Grind the almonds to a coarse texture in a food processor.
Put the ground almonds, ‘00’ flour, polenta, vanilla extract and 50g/1¾oz sugar in a bowl, then roughly rub in the butter. Spread the mixture out on a baking tray, cover and put in the fridge for 1 hour. Preheat the oven to 180C/Fan 160C/Gas 4.
Bake the crumble for 10–20 minutes, but check from time to time to make sure the edges aren’t burning. Leave to cool, then break up into crumble.
Meanwhile, pour the milk into a medium heavy-bottomed saucepan, add the vanilla pod and bring to the boil.
Separate the whole eggs and whisk the six yolks with 75g/2¾oz sugar in a large, heatproof bowl. Stir in the plain flour to make a paste. Pour over the hot milk, whisk well, then return to the saucepan over the heat. Reduce the heat and cook gently for 5 minutes, or until thickened. Pour into a bowl, then cover and chill.
Spoon 4 tablespoons of the cold custard into a small bowl and add a dash of milk to let it down. Set aside.

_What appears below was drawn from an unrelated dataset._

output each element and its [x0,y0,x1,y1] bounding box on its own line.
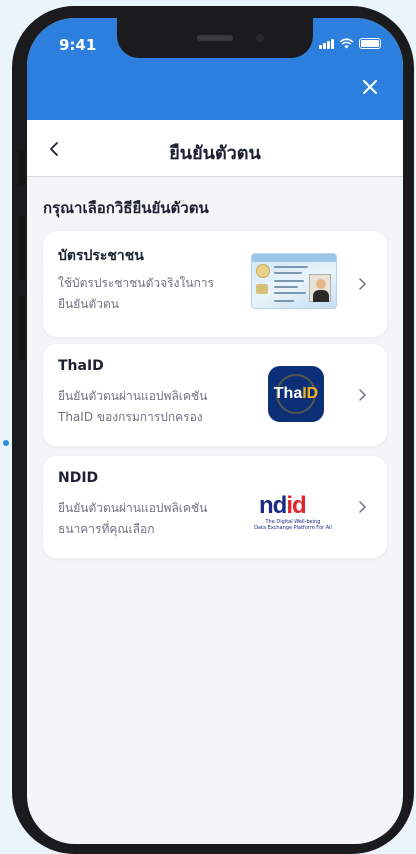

Meanwhile, cook the Bramley apples in a little water with a 100g/3½oz sugar and half the lemon juice, until smashed to a purée. Cook the Cox’s apples in a little water with 50g/1¾oz sugar and the remaining lemon juice until soft but holding their weight.

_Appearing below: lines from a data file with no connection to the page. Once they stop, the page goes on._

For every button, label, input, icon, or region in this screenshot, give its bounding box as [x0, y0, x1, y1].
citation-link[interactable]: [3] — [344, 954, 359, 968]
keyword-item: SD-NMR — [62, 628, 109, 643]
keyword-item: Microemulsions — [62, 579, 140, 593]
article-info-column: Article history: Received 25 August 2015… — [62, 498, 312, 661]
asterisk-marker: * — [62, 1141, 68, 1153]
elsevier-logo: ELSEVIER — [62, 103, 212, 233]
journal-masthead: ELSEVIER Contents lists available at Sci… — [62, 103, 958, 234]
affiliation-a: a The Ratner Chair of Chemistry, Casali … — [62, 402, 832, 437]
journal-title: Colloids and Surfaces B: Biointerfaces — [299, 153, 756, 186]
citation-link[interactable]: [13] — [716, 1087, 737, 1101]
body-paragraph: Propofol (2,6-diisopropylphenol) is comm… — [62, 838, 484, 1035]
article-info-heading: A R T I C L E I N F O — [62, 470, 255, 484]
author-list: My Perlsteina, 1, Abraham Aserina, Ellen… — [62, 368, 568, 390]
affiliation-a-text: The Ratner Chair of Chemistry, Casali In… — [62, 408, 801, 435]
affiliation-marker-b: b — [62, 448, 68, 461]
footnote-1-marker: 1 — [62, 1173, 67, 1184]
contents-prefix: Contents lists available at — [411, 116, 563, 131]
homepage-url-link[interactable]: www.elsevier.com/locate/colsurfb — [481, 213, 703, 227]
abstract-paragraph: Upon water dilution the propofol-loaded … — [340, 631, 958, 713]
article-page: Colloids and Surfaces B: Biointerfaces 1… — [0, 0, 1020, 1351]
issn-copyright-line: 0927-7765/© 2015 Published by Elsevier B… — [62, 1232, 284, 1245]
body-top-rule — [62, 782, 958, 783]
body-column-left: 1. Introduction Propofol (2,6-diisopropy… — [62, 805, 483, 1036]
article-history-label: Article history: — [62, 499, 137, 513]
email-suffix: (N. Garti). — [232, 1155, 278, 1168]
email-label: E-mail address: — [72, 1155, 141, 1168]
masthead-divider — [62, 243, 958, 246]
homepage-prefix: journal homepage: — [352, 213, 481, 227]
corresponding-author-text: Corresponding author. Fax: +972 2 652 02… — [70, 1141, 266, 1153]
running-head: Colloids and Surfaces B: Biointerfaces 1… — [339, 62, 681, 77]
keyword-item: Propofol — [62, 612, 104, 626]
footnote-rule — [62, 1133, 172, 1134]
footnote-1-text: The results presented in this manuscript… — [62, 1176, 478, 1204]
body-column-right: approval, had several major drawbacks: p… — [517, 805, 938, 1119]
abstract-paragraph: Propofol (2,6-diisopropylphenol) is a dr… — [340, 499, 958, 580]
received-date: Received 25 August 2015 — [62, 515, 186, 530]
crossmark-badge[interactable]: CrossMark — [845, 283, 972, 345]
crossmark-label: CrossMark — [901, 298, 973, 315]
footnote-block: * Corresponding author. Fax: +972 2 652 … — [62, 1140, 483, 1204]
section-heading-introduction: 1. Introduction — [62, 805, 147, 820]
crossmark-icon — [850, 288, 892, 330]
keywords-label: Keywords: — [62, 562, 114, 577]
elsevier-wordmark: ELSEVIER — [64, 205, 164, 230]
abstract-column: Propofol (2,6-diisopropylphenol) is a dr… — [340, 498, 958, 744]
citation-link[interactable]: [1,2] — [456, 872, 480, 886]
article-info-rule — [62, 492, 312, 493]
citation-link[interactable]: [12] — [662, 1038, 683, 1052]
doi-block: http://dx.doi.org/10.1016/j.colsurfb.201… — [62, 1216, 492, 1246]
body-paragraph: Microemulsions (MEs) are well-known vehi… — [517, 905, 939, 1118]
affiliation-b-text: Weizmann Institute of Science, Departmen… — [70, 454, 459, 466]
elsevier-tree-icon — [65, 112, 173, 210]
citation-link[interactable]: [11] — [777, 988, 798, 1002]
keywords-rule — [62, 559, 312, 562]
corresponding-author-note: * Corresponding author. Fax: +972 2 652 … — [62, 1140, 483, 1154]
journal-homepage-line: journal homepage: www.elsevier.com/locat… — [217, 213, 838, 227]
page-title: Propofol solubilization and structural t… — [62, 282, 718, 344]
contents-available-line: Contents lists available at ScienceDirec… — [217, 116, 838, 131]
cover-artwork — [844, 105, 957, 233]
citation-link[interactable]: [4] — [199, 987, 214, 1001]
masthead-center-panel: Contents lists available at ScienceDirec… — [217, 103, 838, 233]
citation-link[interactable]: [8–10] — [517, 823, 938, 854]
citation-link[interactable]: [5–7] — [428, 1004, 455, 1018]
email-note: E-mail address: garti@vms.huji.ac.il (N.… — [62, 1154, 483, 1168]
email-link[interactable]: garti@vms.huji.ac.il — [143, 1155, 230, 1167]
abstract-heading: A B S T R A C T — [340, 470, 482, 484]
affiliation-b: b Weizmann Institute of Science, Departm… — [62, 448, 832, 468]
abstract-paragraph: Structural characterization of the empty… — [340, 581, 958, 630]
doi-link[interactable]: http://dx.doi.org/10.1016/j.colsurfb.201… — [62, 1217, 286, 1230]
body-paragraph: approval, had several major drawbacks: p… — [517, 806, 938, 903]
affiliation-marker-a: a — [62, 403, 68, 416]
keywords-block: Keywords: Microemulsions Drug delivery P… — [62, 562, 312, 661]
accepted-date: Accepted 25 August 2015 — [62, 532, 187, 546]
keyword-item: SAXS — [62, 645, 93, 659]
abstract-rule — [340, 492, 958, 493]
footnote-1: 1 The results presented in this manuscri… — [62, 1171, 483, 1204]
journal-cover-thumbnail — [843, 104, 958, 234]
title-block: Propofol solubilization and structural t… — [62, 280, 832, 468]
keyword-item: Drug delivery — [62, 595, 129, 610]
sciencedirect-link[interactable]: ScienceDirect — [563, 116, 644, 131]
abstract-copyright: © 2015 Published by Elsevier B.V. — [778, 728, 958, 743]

Spoon the apple puréeonto a plate, cover with the softened diced apple, scatter over the raspberries, then spoon over the cold custard.
Whisk the eight egg whites and the remaining 75g/2¾oz sugar in a clean, glass bowl until thick. Stir in the reserved 4 tablespoons custard.
Spoon the egg white mixture over the fruit and glaze using a blow torch. Sprinkle over some crumble mixture and serve.